Nevada woman Brittney Leon was experiencing complications from pregnancy when she checked into Spring Valley Hospital on July 20. When her domestic partner, Ann Simonelli, attempted to fulfil her role as a good partner by confirming that she could make any necessary medical decisions in a difficult situation, Simonelli was told she could not, because the couple did not possess a power of attorney.
Even when the couple said they were registered domestic partners, a hospital administrator told them that their policy required a medical power of attorney, the Las Vegas Review-Journal reports. According to the article, the hospital had no problem accepting Leon's insurance, which was through Simonelli's employer. The article also pointed to the Obama administration's directive through the Department of Health and Human Services, mandating certain rights for same-sex couples in terms of hospital care.
Leon's doctor kept Simonelli updated on Leon's progress, because the doctor knew the couple's situation. Simonelli and Leon also said other medical professionals were kind to them. However, a 90-minute period lapsed in which Simonelli was not told about her partner's difficulties, including a large loss of blood. During the complicated hospital stay, Leon lost the child.
A woman who said she was the hospital's spokesperson told the Review-Journal that gay couples must have a power of attorney in order to make certain decisions.
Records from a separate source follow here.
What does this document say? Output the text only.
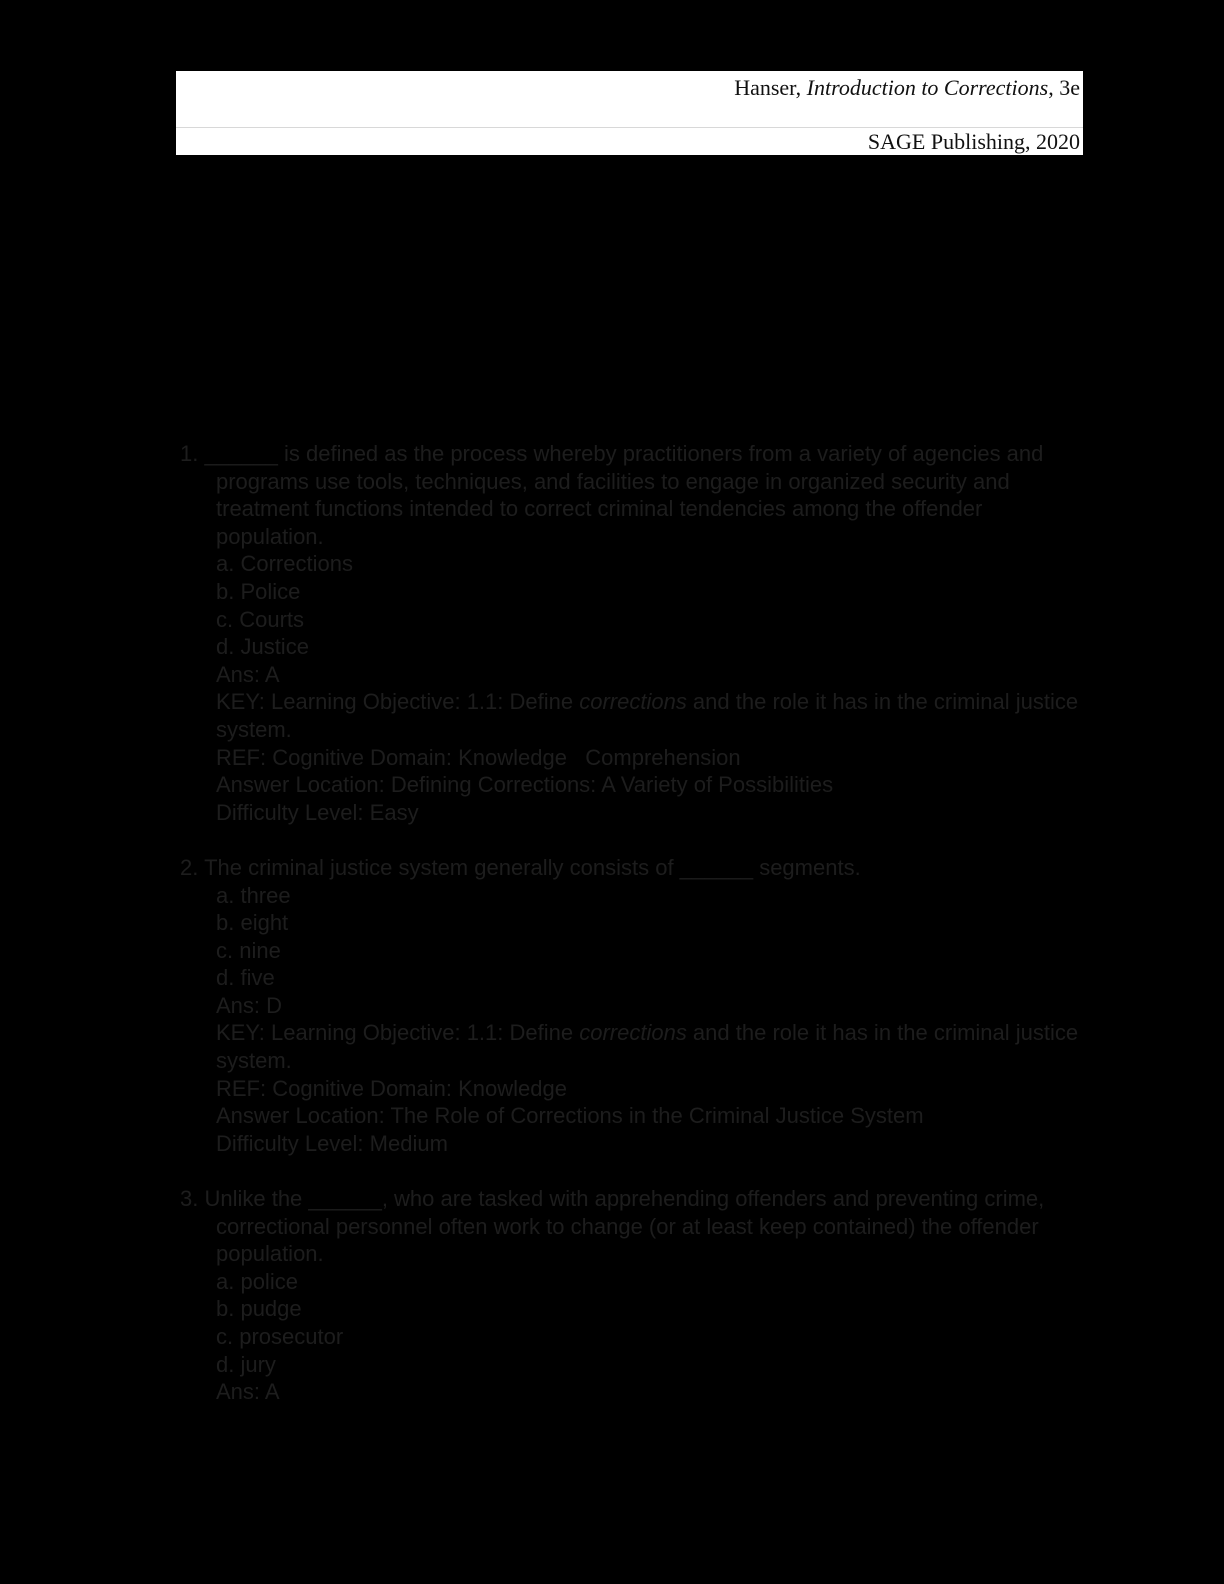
Hanser, Introduction to Corrections, 3e
SAGE Publishing, 2020
1. ______ is defined as the process whereby practitioners from a variety of agencies and programs use tools, techniques, and facilities to engage in organized security and treatment functions intended to correct criminal tendencies among the offender population.
a. Corrections
b. Police
c. Courts
d. Justice
Ans: A
KEY: Learning Objective: 1.1: Define corrections and the role it has in the criminal justice system.
REF: Cognitive Domain: Knowledge   Comprehension
Answer Location: Defining Corrections: A Variety of Possibilities
Difficulty Level: Easy
2. The criminal justice system generally consists of ______ segments.
a. three
b. eight
c. nine
d. five
Ans: D
KEY: Learning Objective: 1.1: Define corrections and the role it has in the criminal justice system.
REF: Cognitive Domain: Knowledge
Answer Location: The Role of Corrections in the Criminal Justice System
Difficulty Level: Medium
3. Unlike the ______, who are tasked with apprehending offenders and preventing crime, correctional personnel often work to change (or at least keep contained) the offender population.
a. police
b. pudge
c. prosecutor
d. jury
Ans: A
When the reporter asked her whether that policy violated the Obama administration's directive, the spokeswoman reportedly hung up the phone without answering the question.
"We went there thinking we had the state's backing, and then we were told we were wrong," Simonelli said. "It didn't matter that we were registered domestic partners. It should matter."
Simonelli and Leon said they would not press charges or report the hospital's mismanagement, but said they hoped more would be done to help gay and lesbian couples facing the same problems they had to endure.